My first classroom was the lobby of the gymnasium and contained four outside doors, two doors to the gymnasium, one door to the main building, and a door to boiler room. It was a constant battle to keep students' attention with basketballs pounding on the gym doors, students coming in to get a drink from a water fountain by the boiler room door, and custodians going to the boiler room. Everything had to be portable because on game days all the desks, book cases, etc. were stacked against the side wall. Looking back, I don't know how I survived my first year. I doubt if a Fire Marshal or the teacher'' union would allow such a classroom space now. Here is my lobby "classroom" 36 years later. Imagine this space filled with forty desks. (I am glad that the walls were painted white then.)

My second year I was still in the same building, but I was fortunate to have a real classroom. Sure it was an old elementary classroom and the chalk boards were knee high, but it had one door and I was not required to move things for game nights.

Since the building is now used for Community Outreach, my classroom now houses the Spinning classes. I wonder why I didn't think of hanging posters like that in my classroom?

By my third year, the new building was progressing, and I was moved into yet another classroom. Although it was not in the new building, I loved this room. I had a bank of windows that faced south, and I filled them with Jade plants, Geraniums, and vines.
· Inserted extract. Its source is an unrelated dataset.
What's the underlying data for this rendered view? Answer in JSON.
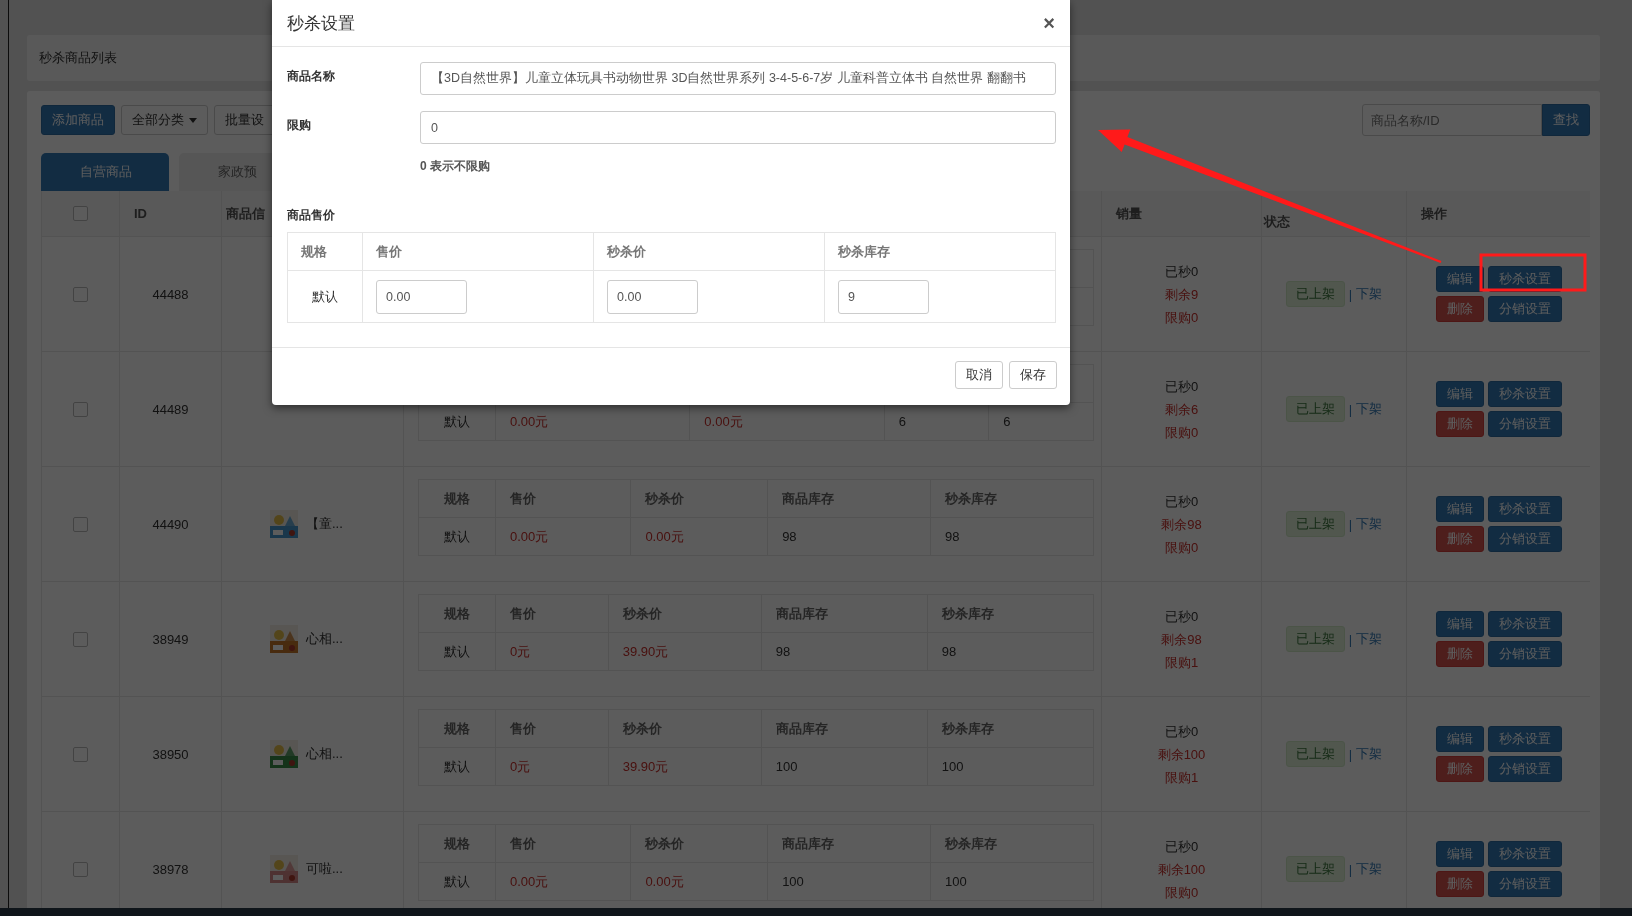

The other three walls were chalk boards and bulletin boards. I had built-in bookcases under the window. It was an ideal room.

I really wanted to see the school auditorium since I was also the drama teacher. I spent a lot of time in that space, directing musicals, one-acts, and full-length productions, climbing the cat-walk, setting lights, and painting scenery. The auditorium door was unlocked, but I could not find the light switch, so I had to settle for the outside classroom where my students performed skits and plays. The trees have grown considerably.

The new high school is actually a complex of separate buildings, almost like a college campus. During the 1970's the campus had these buildings: agriculture, industrial arts, science, classroom, library, business, and the main building that housed the office, music, auditorium, gymnasium, art, and home economics. It appears that the fear of fire has dissipated, as some additions are now connected to the existing buildings.

Wheatland has a special place in my heart. The town, the school, the parents, and the students made me the teacher that I later became. I am forever grateful for my six years in this special place, this place I am proud to call home.